Hayvanseverler ikiye ayrılır:
* Bütün hayvanları sevenler
* Yalnız kendi hayvanını sevenler
Yalnız kendi hayvanını sevenler de kendini “hayvansever” sanırlar ki bu, pek doğru değildir. Sözgelimi ben, kediden balığa, balıktan kuşa kadar evimde çok hayvan besledim; ama kendimi hayvansever olarak tanımlamam.
Her yıl mevsim değişirken içimde daha sağlıklı yaşama isteği depreşir. Yediğime içtiğime dikkat etmeye, sabahları ya da akşamları yürüyüş yapmaya başlarım. Geçen ilkbaharda yine depreşmiş bir forma girme isteğiyle yürürken yıllardır görmediğim bir arkadaşıma rastladım. Emekli olmuş; benim oturduğum semte taşınmış. Benim gibi, dört – beş yürümeyle inceleceğini sanıp olmayacak duaya âmin demiyor. İş edinmiş, sokak hayvanlarını besliyor. Karşılık beklemeden yapılan her iş benim gözümde kutsaldır. Onunki de öyleydi. Kendisine söylemedim; ama doğrusu saygı duydum. Ayaküstü biraz sohbet ettik. Sonraki günlerde ona rastlama umudu yürüyüş yapma isteğimi artırdı.

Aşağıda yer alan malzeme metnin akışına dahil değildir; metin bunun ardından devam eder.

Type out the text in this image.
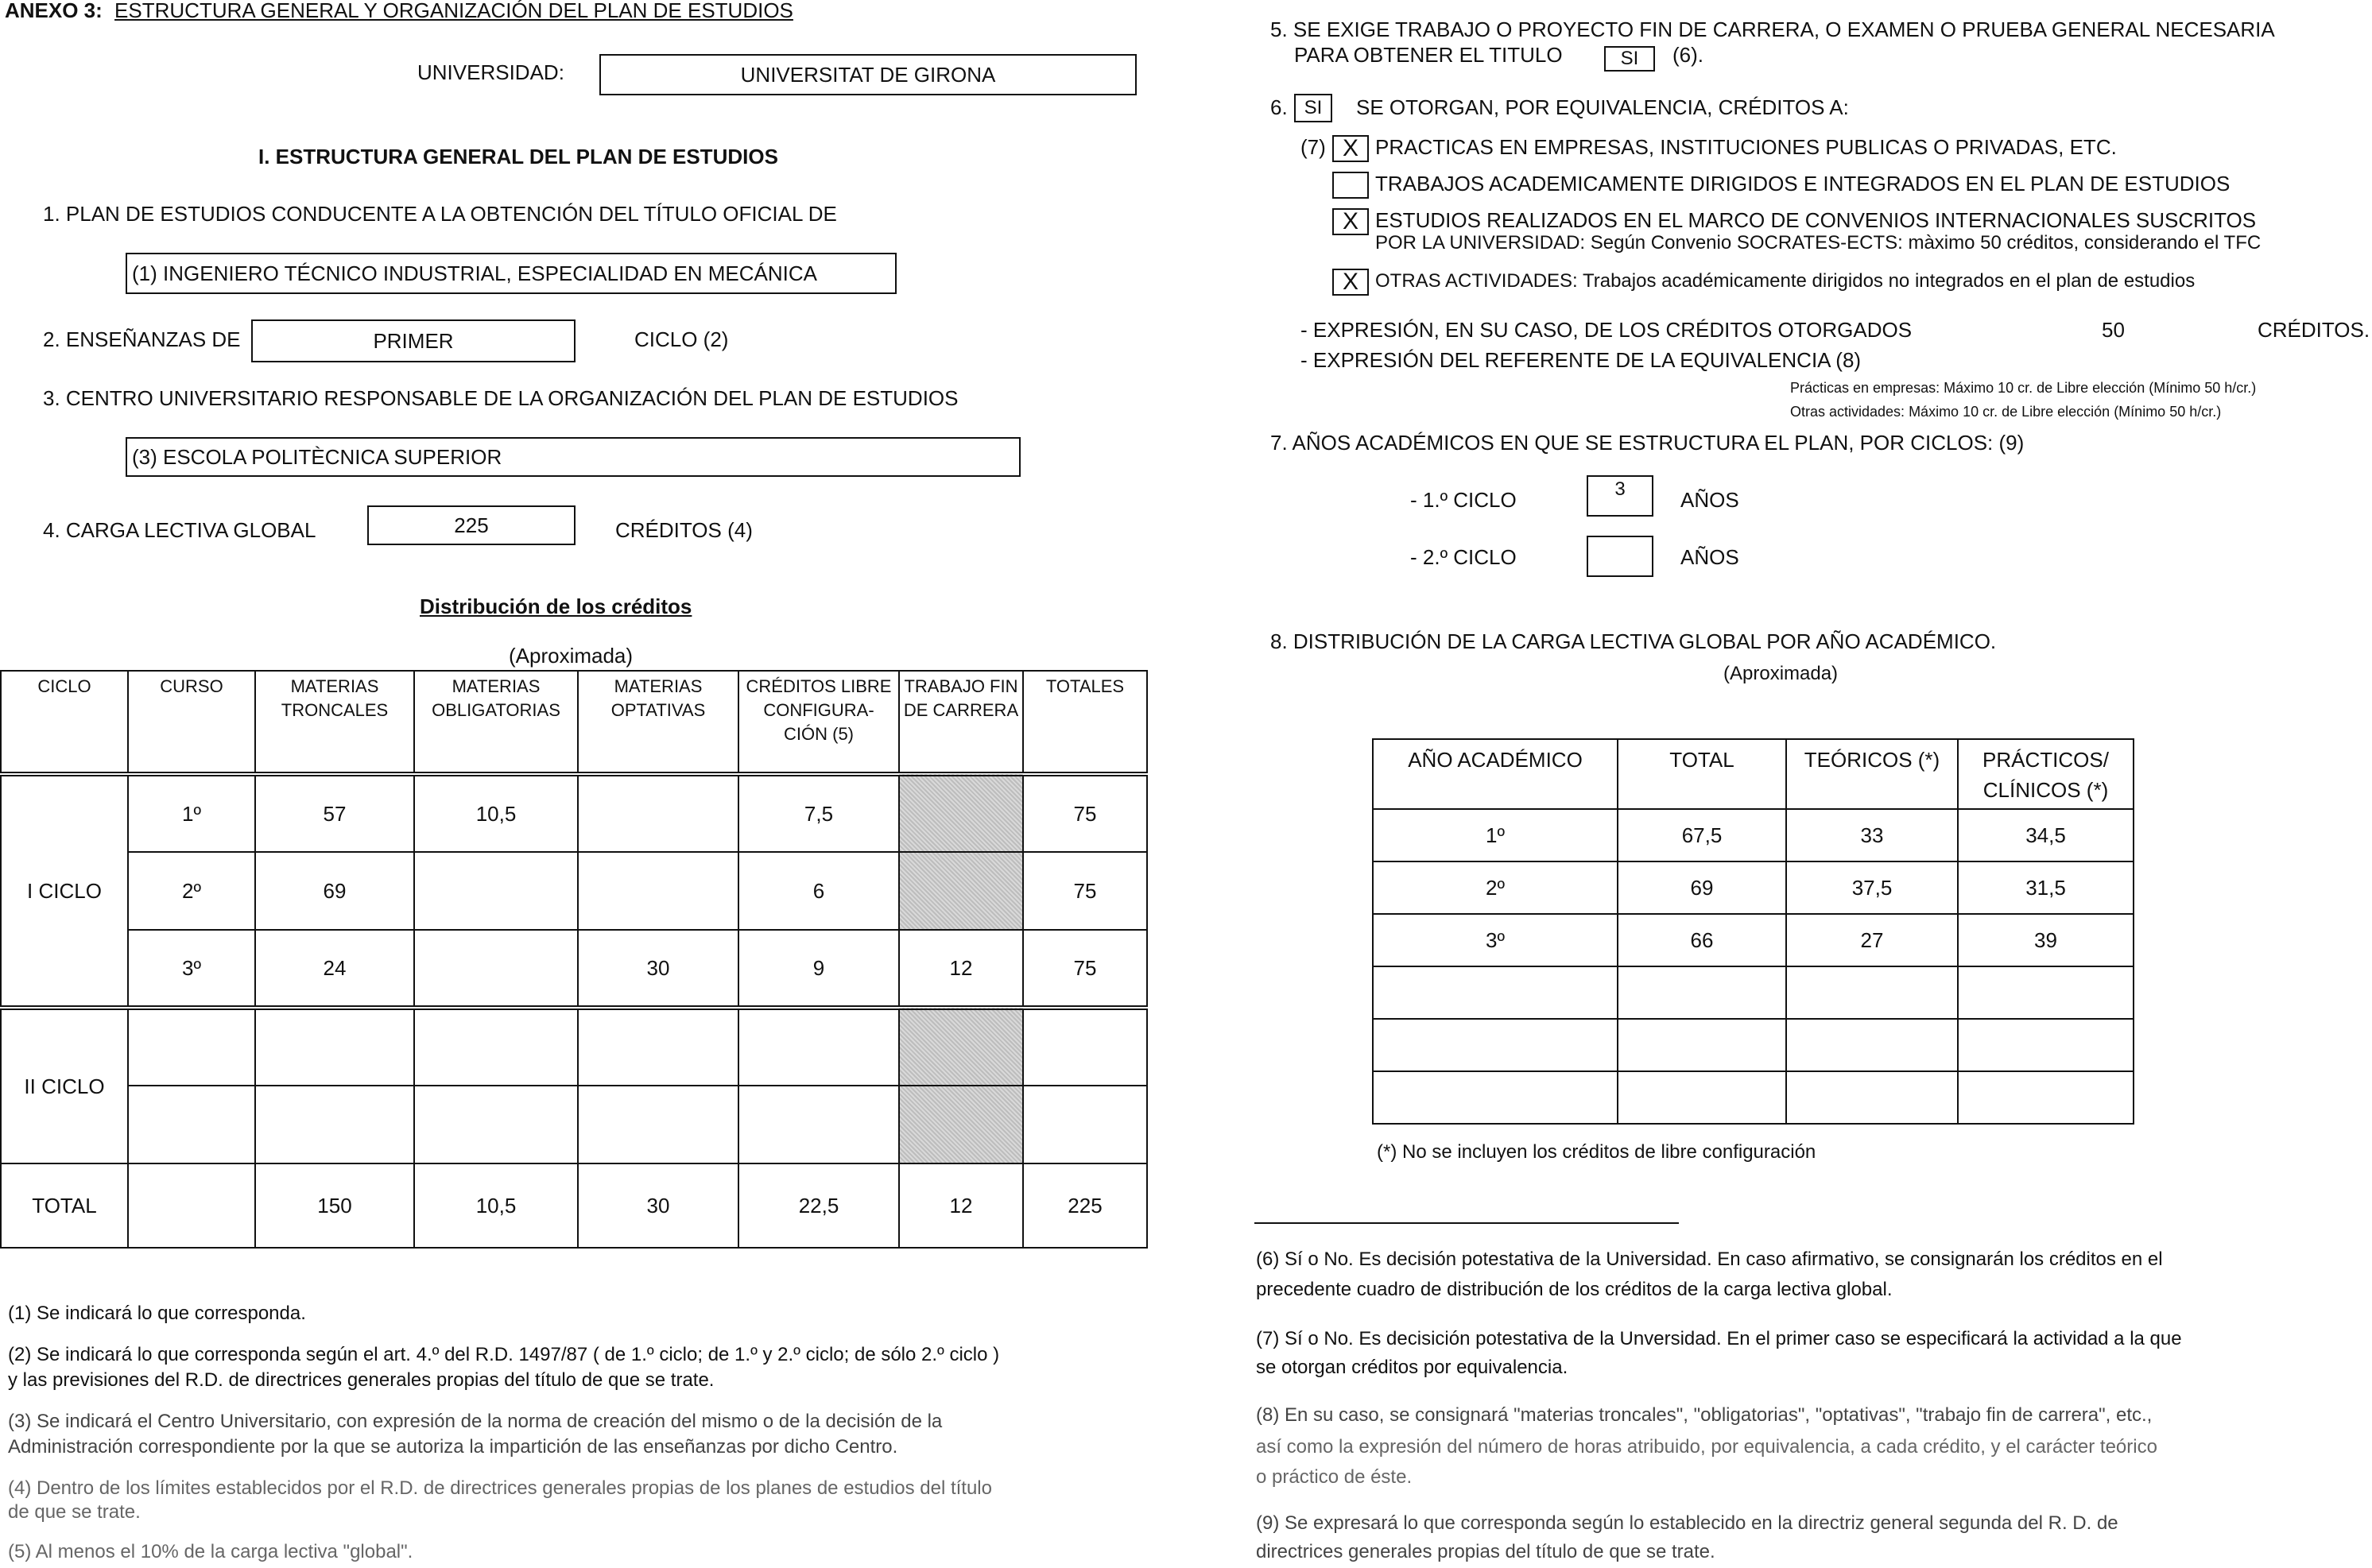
ANEXO 3: ESTRUCTURA GENERAL Y ORGANIZACIÓN DEL PLAN DE ESTUDIOS
UNIVERSIDAD:	UNIVERSITAT DE GIRONA
I. ESTRUCTURA GENERAL DEL PLAN DE ESTUDIOS
1. PLAN DE ESTUDIOS CONDUCENTE A LA OBTENCIÓN DEL TÍTULO OFICIAL DE
(1) INGENIERO TÉCNICO INDUSTRIAL, ESPECIALIDAD EN MECÁNICA
2. ENSEÑANZAS DE	PRIMER	CICLO (2)
3. CENTRO UNIVERSITARIO RESPONSABLE DE LA ORGANIZACIÓN DEL PLAN DE ESTUDIOS
(3) ESCOLA POLITÈCNICA SUPERIOR
4. CARGA LECTIVA GLOBAL	225	CRÉDITOS (4)
Distribución de los créditos
(Aproximada)
CICLO	CURSO	MATERIAS TRONCALES	MATERIAS OBLIGATORIAS	MATERIAS OPTATIVAS	CRÉDITOS LIBRE CONFIGURA- CIÓN (5)	TRABAJO FIN DE CARRERA	TOTALES
I CICLO	1º	57	10,5		7,5		75
	2º	69			6		75
	3º	24		30	9	12	75
II CICLO							

TOTAL		150	10,5	30	22,5	12	225
(1) Se indicará lo que corresponda.
(2) Se indicará lo que corresponda según el art. 4.º del R.D. 1497/87 ( de 1.º ciclo; de 1.º y 2.º ciclo; de sólo 2.º ciclo )
y las previsiones del R.D. de directrices generales propias del título de que se trate.
(3) Se indicará el Centro Universitario, con expresión de la norma de creación del mismo o de la decisión de la
Administración correspondiente por la que se autoriza la impartición de las enseñanzas por dicho Centro.
(4) Dentro de los límites establecidos por el R.D. de directrices generales propias de los planes de estudios del título
de que se trate.
(5) Al menos el 10% de la carga lectiva "global".
5. SE EXIGE TRABAJO O PROYECTO FIN DE CARRERA, O EXAMEN O PRUEBA GENERAL NECESARIA
PARA OBTENER EL TITULO	SI (6).
6. SI SE OTORGAN, POR EQUIVALENCIA, CRÉDITOS A:
(7) X PRACTICAS EN EMPRESAS, INSTITUCIONES PUBLICAS O PRIVADAS, ETC.
TRABAJOS ACADEMICAMENTE DIRIGIDOS E INTEGRADOS EN EL PLAN DE ESTUDIOS
X ESTUDIOS REALIZADOS EN EL MARCO DE CONVENIOS INTERNACIONALES SUSCRITOS
POR LA UNIVERSIDAD: Según Convenio SOCRATES-ECTS: màximo 50 créditos, considerando el TFC
X OTRAS ACTIVIDADES: Trabajos académicamente dirigidos no integrados en el plan de estudios
- EXPRESIÓN, EN SU CASO, DE LOS CRÉDITOS OTORGADOS	50	CRÉDITOS.
- EXPRESIÓN DEL REFERENTE DE LA EQUIVALENCIA (8)
Prácticas en empresas: Máximo 10 cr. de Libre elección (Mínimo 50 h/cr.)
Otras actividades: Máximo 10 cr. de Libre elección (Mínimo 50 h/cr.)
7. AÑOS ACADÉMICOS EN QUE SE ESTRUCTURA EL PLAN, POR CICLOS: (9)
- 1.º CICLO	3	AÑOS
- 2.º CICLO	AÑOS
8. DISTRIBUCIÓN DE LA CARGA LECTIVA GLOBAL POR AÑO ACADÉMICO.
(Aproximada)
AÑO ACADÉMICO	TOTAL	TEÓRICOS (*)	PRÁCTICOS/ CLÍNICOS (*)
1º	67,5	33	34,5
2º	69	37,5	31,5
3º	66	27	39

(*) No se incluyen los créditos de libre configuración
(6) Sí o No. Es decisión potestativa de la Universidad. En caso afirmativo, se consignarán los créditos en el
precedente cuadro de distribución de los créditos de la carga lectiva global.
(7) Sí o No. Es decisición potestativa de la Unversidad. En el primer caso se especificará la actividad a la que
se otorgan créditos por equivalencia.
(8) En su caso, se consignará "materias troncales", "obligatorias", "optativas", "trabajo fin de carrera", etc.,
así como la expresión del número de horas atribuido, por equivalencia, a cada crédito, y el carácter teórico
o práctico de éste.
(9) Se expresará lo que corresponda según lo establecido en la directriz general segunda del R. D. de
directrices generales propias del título de que se trate.
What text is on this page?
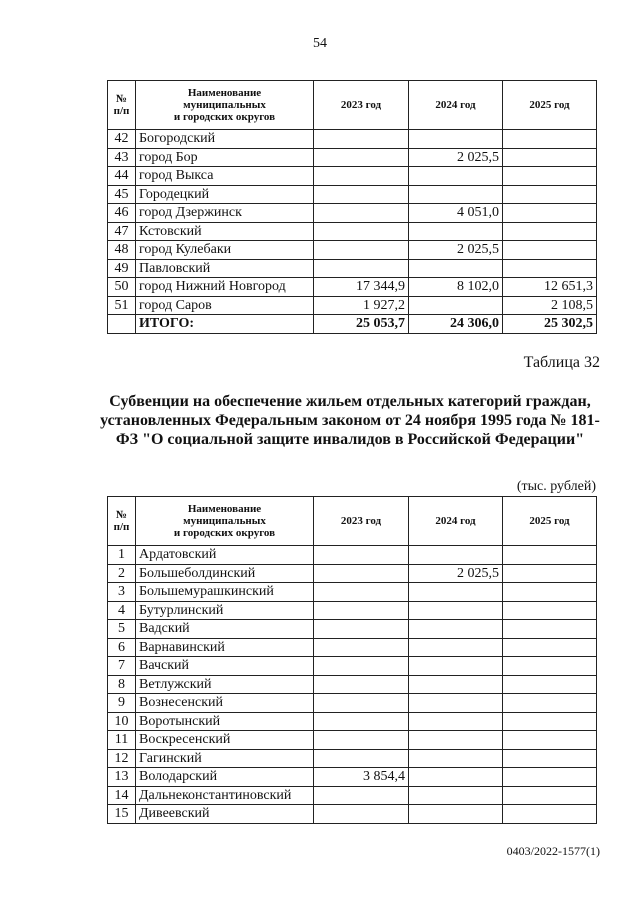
54
№
п/п	Наименование
муниципальных
и городских округов	2023 год	2024 год	2025 год
42	Богородский			
43	город Бор		2 025,5	
44	город Выкса			
45	Городецкий			
46	город Дзержинск		4 051,0	
47	Кстовский			
48	город Кулебаки		2 025,5	
49	Павловский			
50	город Нижний Новгород	17 344,9	8 102,0	12 651,3
51	город Саров	1 927,2		2 108,5
	ИТОГО:	25 053,7	24 306,0	25 302,5
Таблица 32
Субвенции на обеспечение жильем отдельных категорий граждан, установленных Федеральным законом от 24 ноября 1995 года № 181-ФЗ "О социальной защите инвалидов в Российской Федерации"
(тыс. рублей)
№
п/п	Наименование
муниципальных
и городских округов	2023 год	2024 год	2025 год
1	Ардатовский			
2	Большеболдинский		2 025,5	
3	Большемурашкинский			
4	Бутурлинский			
5	Вадский			
6	Варнавинский			
7	Вачский			
8	Ветлужский			
9	Вознесенский			
10	Воротынский			
11	Воскресенский			
12	Гагинский			
13	Володарский	3 854,4		
14	Дальнеконстантиновский			
15	Дивеевский			
0403/2022-1577(1)
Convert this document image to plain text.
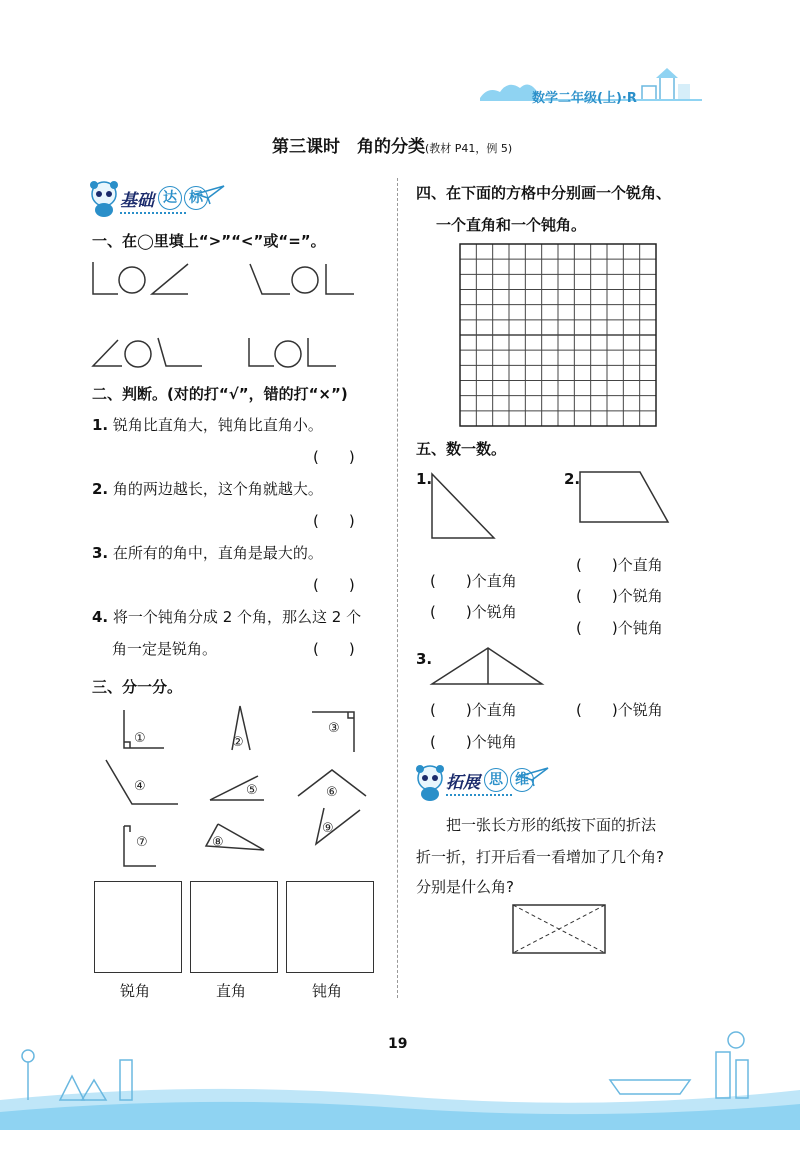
数学二年级(上)·R
第三课时　角的分类(教材 P41，例 5)
基础 达 标
一、在◯里填上“>”“<”或“=”。
二、判断。(对的打“√”，错的打“×”)
1. 锐角比直角大，钝角比直角小。
(　　)
2. 角的两边越长，这个角就越大。
(　　)
3. 在所有的角中，直角是最大的。
(　　)
4. 将一个钝角分成 2 个角，那么这 2 个
角一定是锐角。	(　　)
三、分一分。
①	②
③
④	⑤	⑥
⑦	⑧
⑨
锐角	直角	钝角
四、在下面的方格中分别画一个锐角、
一个直角和一个钝角。
五、数一数。
1.
(　　)个直角
(　　)个锐角
2.
(　　)个直角
(　　)个锐角
(　　)个钝角
3.
(　　)个直角	(　　)个锐角
(　　)个钝角
拓展 思 维
把一张长方形的纸按下面的折法
折一折，打开后看一看增加了几个角?
分别是什么角?
19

Yolun karşı tarafında bir kadınla bir erkeğin hararetli bir tartışma içinde olduklarını gördüğüm gün, ışık tersti, o tartışan kişilerden kadın olanın benim arkadaşım olduğunu fark edemedim. Onları geçmiştim ki “Acaba?” diye dönüp baktım. Oydu. Karşısındaki de besbelli yalnız kendi hayvanını sevenlerden biri… Geri dönmeyi düşündüm; ama arkadaşım felsefe öğretmenliğinden emekliydi. O densize haddini bildirmeyi benim desteğim olmadan da başarırdı.
Öyleymiş. Adam, arkadaşıma sokak köpeklerini beslediği için kızmaktaymış. “Siz yemek verdiğiniz için buralara dadanıyorlar. Çok istiyorsanız hayvan barınağına mama bağışında bulunun, orada beslesinler.” diyormuş. Oysa hayvan barınaklarında hayvanlara ne kadar kötü davranıldığını ben bile biliyordum. Üstelik semtimizdeki köpek barınağı, o araziye yeni yeni apartmanlar dikileceği için kapatılmış, bütün köpekler sokağa salınmıştı.
Köpek türlerini, pahalı, makbul köpek cinslerini bilmem; ama dünya kadar para verip aldığı dev gibi bir köpeği gezdirirken kendi gücüne de güç katıldığını varsayıp kasıla kasıla dolaşanlara o günden sonra dikkat etmeye başladım. Bunlar arasında ılık havayı sezip kendini kaldırıma atmış salyangozları ezip geçenleri, kendi hayvanına sırnaşan sokak köpeğini acımasızca tekmeleyenleri, bir – iki avuç hazır mamanın çevresine toplanmış sokak kedilerini görünce köpeğinin tasmasını çözüp onlara saldırtanları gözlerimle gördüm. Bunlardan daha fazlasının olduğunu da o arkadaşımdan öğrendim. Zevk için (böyle bir vahşete “zevk” demek nasıl mümkün olabiliyorsa artık!) köpeğine kedileri parçalatanlar bile varmış.
Çocukları çok sevdiklerini söyleyip yalnız temiz pak giydirilmiş cici çocukları sevenlere benzermiş demek kimi hayvanseverler. Onlar da yalnız kendi cici hayvanlarını severlermiş. Oysa ötekilerin sevilme ihtiyacı daha çoktur. O cici çocuğun, en başta onu “cici” yapanlar olmak üzere pek çok seveni vardır. Ya kir pas içinde dolaşan sümüklü çocuğun? Sabah – akşam gezdirilen köpek zaten çok seviliyor demektir. Ya durmadan hırpalanan, tekmelenen, her yerden kovulan hayvan? Onun bırakın sevilme isteğine yanıt vermeyi, yaşama hakkına göz dikmek, hayvan sevmekle değil, insan olmakla bağdaşır mı?